It was drizzling when we left our apartment on Saturday evening, but amazingly, there was a taxi available right outside. We gave the taxi driver the address: 50 Botevgradsko Shousse Blvd. The driver knew where this street was - it was on the eastern side of Sofia where we had not been before. But as he drove up the street, we couldn't find number 50.
Finally the driver parked the car, apologized to us, and got out to find someone who could locate number 50. (Of course all of this was in Bulgarian, you see). He got back in after a few minutes, and we turned the corner. and there it was.
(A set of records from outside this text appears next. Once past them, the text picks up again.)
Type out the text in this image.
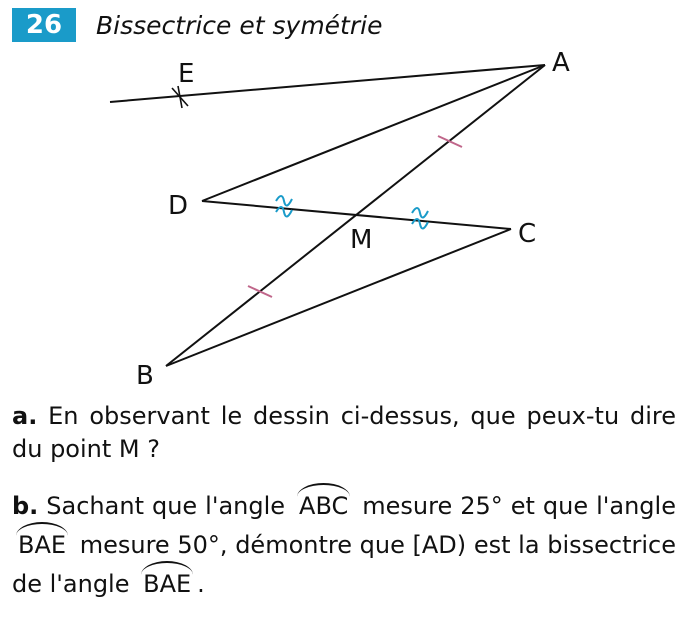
26	Bissectrice et symétrie
A
B
C
D
E
M
a. En observant le dessin ci-dessus, que peux-tu dire du point M ?
b. Sachant que l'angle ABC mesure 25° et que l'angle BAE mesure 50°, démontre que [AD) est la bissectrice de l'angle BAE .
Chalet Suisse (http://chaletsuisse.eu/index-en.html) is an authentic Swiss restaurant which opened in Sofia three months ago. Two of the owners are authentic Swiss, and by coincidence, they found a an almost authentic wooden house in the city and refurbished it to look like a mountain chalet. The menu is very fondue - of the cheese and chocolate kind. But now, for the first time, they had imported Raclette cheese into Bulgaria.
Raclette is a traditional Swiss cheese which the Swiss cow herders used to take with them as they were moving cows to the mountain pastures. The restaurant has a special oven on which they heat half of the cheese wheel, then scrape the melted mass off and serve it with potatoes, gherkins and pickled onions. This was topped off by a bottle of white Swiss wine from Ballavaud.
The meal was expensive, together with the taxis back and forth, and the wine, it came to about 100 Levas (260 shekels).
The occasion was a get-together of an organization/website we've joined called Ex-Pat in Bulgaria (http://www.expatinbulgaria.com/), for foreigners living in Bulgaria. So at dinner we had a chance to meet with some other people new to the country. Well, one Scot was already retired in Sofia for 9 years. The organization/website is owned by the same owners as the Sofia Echo, the only English language newspaper in Bulgaria. So we ended up meeting some interesting people. And drinking some good wine.